The Effect of the Cultivation Conditions of Mesenchymal Stem Cells on Their Viability upon Being Transplanted into the Subretinal Space

Abstract

The use of mesenchymal stem cells is an effective treatment strategy for a number of retinal degenerative diseases. The poor survival of these cells after transplantation is the limiting factor of this approach. It was shown previously that the cultivation of mesenchymal stem cells under hypoxia can increase their proliferative activity. We assumed that this method of cultivation will improve the viability of these cells after their transplantation into the subretinal space.
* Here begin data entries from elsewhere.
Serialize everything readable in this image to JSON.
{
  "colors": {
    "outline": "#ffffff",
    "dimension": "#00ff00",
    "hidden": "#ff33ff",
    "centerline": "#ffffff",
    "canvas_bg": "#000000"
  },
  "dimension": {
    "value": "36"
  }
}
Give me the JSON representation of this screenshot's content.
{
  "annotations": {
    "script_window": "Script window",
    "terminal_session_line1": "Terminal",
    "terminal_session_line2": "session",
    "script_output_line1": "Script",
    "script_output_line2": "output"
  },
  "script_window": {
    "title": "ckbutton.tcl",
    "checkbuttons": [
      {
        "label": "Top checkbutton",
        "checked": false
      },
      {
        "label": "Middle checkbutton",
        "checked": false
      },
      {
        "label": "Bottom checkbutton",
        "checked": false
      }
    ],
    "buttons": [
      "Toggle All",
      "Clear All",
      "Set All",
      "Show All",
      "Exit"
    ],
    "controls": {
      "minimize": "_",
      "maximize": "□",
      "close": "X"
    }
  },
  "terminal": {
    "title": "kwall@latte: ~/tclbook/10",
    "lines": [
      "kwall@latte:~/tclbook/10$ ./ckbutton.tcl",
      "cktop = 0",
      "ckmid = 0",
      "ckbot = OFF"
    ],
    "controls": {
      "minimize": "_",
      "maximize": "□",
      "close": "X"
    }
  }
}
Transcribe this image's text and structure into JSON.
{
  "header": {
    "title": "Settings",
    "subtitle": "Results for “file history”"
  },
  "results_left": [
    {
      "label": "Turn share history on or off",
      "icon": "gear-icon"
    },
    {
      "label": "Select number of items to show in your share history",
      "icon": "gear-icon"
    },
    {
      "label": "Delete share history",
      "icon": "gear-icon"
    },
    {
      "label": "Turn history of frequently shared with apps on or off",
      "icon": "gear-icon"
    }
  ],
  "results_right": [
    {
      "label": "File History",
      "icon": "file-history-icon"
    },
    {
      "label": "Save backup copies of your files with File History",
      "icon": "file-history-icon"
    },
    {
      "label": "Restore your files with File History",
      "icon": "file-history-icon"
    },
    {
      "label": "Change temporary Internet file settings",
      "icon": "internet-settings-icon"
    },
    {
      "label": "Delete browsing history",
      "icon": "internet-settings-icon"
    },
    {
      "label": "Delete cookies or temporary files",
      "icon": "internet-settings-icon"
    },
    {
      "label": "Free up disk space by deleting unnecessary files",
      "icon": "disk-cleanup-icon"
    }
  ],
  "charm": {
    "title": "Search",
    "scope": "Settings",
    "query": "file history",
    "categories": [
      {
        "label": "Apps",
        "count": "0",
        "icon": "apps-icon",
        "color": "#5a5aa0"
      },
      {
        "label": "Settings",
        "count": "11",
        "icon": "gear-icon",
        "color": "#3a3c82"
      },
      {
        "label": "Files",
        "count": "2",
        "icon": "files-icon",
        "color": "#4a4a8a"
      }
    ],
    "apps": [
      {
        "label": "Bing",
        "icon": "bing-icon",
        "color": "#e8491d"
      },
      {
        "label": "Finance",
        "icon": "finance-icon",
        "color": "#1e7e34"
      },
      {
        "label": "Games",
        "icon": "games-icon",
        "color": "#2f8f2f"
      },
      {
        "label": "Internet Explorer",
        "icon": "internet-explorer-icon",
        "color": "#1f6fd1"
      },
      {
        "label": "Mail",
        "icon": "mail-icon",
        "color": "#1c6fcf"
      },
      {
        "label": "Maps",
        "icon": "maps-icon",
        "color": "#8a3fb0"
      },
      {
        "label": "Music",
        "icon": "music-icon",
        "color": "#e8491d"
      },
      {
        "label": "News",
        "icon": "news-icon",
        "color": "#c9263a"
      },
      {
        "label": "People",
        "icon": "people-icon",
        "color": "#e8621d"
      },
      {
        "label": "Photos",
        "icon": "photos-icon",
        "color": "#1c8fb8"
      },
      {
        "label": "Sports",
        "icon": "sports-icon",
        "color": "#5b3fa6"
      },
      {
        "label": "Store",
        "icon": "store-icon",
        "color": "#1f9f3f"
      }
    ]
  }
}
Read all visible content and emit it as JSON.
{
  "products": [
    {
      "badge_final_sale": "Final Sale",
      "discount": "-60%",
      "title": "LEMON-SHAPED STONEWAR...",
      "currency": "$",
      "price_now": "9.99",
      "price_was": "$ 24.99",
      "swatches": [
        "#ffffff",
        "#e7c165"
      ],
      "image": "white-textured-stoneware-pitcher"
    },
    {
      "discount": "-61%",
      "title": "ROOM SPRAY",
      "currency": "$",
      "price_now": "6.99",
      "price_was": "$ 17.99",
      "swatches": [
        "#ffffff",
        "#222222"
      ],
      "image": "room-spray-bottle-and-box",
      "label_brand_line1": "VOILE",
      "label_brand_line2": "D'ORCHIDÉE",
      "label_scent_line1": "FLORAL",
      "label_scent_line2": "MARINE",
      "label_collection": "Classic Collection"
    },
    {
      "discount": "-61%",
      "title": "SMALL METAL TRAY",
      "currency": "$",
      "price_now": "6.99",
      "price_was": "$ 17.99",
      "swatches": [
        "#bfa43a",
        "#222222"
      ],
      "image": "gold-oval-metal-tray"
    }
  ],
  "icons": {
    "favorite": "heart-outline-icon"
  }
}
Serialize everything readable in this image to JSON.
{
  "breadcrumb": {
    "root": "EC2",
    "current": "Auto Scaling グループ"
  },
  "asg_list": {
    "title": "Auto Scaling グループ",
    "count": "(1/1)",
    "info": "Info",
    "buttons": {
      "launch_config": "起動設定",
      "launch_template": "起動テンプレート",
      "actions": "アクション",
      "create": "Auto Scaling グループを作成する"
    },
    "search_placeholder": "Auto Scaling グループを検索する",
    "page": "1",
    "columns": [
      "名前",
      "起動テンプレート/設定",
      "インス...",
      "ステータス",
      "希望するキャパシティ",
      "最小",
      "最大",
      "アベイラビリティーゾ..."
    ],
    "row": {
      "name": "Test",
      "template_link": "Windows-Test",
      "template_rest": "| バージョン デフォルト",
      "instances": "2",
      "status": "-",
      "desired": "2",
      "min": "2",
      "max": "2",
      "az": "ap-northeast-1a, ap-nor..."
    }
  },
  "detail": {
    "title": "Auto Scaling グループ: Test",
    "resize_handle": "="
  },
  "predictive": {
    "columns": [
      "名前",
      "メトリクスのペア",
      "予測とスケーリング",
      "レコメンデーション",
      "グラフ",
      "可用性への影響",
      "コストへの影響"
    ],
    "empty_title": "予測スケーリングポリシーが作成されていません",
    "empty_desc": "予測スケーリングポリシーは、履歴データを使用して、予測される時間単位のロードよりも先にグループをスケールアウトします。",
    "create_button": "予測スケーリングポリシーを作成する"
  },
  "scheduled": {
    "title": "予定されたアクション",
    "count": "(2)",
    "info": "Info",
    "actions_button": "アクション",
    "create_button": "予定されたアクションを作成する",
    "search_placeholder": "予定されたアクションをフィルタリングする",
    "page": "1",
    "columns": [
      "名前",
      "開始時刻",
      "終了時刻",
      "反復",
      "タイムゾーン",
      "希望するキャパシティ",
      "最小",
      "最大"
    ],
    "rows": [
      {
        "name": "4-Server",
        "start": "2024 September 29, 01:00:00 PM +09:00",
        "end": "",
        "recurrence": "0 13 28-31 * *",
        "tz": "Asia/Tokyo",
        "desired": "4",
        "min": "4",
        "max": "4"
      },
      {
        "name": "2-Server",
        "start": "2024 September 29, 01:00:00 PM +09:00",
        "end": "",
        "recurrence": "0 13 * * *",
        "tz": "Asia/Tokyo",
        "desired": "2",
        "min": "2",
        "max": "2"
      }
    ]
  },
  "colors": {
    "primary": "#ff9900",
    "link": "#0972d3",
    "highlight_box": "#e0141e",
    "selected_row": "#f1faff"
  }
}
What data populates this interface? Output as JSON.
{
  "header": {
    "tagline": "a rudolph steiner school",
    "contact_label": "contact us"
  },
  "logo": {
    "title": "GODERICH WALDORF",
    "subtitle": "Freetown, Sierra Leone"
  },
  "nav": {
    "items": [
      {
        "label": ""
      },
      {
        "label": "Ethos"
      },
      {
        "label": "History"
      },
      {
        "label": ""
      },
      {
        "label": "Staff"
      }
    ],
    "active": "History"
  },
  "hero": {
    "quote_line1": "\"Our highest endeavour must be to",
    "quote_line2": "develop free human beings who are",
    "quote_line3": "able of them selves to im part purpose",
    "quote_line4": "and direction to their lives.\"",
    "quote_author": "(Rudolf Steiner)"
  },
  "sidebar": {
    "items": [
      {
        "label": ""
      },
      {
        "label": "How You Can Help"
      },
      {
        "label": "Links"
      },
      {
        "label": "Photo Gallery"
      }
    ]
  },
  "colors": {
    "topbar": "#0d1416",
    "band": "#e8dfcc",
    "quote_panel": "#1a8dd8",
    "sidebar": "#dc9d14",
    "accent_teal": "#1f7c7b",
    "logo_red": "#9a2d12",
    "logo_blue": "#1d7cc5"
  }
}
To this end, we isolated mesenchymal stem cells from the red bone marrow of mice, characterized their phenotype, their ability to differentiate in the chondrogenic, osteogenic, and adipogenic directions, as well as their proliferative activity after cultivation under hypoxia (5% oxygen in the atmosphere) and normoxia (21% oxygen in the atmosphere). Red bone marrow cells were obtained in the same way from C57 Black mice carrying the GFP gene. These cells were loaded with magnetic microparticles after preliminary cultivation under normoxia (the control) and hypoxia (the experiment) and injected subretinally to rabbits. The cells were held at the injection site using a magnetic implant that prevented their migration. Cell survival was evaluated on the 3rd, 5th, 9th, 12th, and 15th days using fluorescence microscopy and optical coherence tomography. According to the obtained data, the cells grown under hypoxic conditions remained viable in the subretinal space for 9 days, while the cells that grew under normoxia conditions died after 6 days. Thus, pre-cultivation of mesenchymal stem cells under hypoxic conditions can increase their viability after transplantation into the subretinal space, which can be used in the treatment of degenerative diseases of the retina.